We have analytics, but we don’t have a crystal ball. Historical data can only take us so far. Understandably, application developers often decide TURN server placement is just too much hassle and outsource the problem to a hosting service. This offers no guarantee of optimization, though. For example, one of the world’s largest cloud service providers offers a STUN/TURN solution, but users must select their service by region. All of South America has one server. In the U.S., between northern California and northern Virginia, there are precisely zero additional servers. (Which one do you pick for users in centrally-located Kansas? Who knows?) The closest server to the Middle East, which is currently exploding with popularity in many application groups, is in Germany.
TURN server location selection is an imprecise science, and there are no perfect answers.

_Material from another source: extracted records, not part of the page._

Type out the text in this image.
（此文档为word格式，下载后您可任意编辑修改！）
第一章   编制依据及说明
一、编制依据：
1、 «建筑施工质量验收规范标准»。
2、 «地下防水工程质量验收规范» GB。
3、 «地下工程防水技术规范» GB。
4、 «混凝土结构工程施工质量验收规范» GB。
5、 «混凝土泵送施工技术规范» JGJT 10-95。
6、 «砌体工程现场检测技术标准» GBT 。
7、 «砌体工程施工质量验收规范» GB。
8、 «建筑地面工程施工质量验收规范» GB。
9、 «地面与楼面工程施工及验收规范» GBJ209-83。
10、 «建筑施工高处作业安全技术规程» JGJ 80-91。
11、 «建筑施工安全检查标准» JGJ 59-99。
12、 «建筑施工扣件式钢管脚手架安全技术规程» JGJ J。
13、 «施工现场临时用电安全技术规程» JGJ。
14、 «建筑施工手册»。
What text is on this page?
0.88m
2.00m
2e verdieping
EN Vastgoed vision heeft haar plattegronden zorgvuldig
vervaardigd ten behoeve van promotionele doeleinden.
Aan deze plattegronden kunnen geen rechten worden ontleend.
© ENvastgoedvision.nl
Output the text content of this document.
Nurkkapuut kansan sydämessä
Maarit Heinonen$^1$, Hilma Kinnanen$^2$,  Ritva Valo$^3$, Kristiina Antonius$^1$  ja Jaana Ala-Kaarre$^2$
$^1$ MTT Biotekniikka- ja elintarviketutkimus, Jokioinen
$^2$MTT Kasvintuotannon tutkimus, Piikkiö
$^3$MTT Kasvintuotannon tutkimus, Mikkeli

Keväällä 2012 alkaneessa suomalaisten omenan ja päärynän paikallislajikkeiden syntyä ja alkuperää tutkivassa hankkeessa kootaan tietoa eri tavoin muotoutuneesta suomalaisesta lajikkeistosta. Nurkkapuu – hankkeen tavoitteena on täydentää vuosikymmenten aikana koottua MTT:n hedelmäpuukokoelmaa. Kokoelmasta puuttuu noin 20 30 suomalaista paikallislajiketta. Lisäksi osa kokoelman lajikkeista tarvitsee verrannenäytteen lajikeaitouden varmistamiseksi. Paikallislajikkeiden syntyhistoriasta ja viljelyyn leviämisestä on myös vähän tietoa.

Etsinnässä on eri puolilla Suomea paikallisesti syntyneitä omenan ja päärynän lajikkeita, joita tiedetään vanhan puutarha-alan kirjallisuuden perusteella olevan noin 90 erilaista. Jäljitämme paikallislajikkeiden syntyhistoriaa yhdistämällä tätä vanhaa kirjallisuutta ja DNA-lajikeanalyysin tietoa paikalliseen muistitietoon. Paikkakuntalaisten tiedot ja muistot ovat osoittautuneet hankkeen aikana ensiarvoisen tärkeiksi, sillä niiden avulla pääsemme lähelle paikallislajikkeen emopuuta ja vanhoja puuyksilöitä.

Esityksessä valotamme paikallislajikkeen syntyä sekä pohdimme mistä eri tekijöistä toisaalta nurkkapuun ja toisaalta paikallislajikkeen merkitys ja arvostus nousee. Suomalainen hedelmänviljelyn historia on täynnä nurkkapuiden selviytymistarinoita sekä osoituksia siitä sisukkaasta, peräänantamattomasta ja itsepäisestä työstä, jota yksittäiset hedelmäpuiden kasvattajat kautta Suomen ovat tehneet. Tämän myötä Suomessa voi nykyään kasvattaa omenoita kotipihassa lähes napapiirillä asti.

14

Still, developers can ask providers some insightful questions in pursuit of picking the right service.
- What is the availability of the selected solution, both geographically as well as in terms of capacity and scaling?
- If you need to add servers, does the solution allow for it?
- Are key regions covered for your application?
- Does the provider offer any road map guidance on coverage expansion into additional areas?
In short, you need to match your own expected audience and growth trajectory to that of your TURN service provider.
A TURN service for tomorrow’s needs
What if the network itself offered TURN service?
That probably sounds strange, but it’s exactly what Subspace designed into its global infrastructure. By deploying TURN servers throughout its network as part of the core stack, Subspace can optimize TURN deployment and bring those services to the edge where they’re needed and best utilized. And because Subspace built its network and algorithms specifically for real-time applications, users get TURN capabilities embedded within an infrastructure already designed for their performance needs.
With Subspace’s WebRTC-CDN
, developers are freed from the need to deploy or configure their own TURN servers. You simply connect, point traffic at the Subspace IP Proxy address, and instantly access a worldwide TURN network. Subspace’s packet proxying systems automatically identify traffic details and apply the optimizations needed to rush communications between nodes more quickly and efficiently than ever possible with non-optimized alternatives.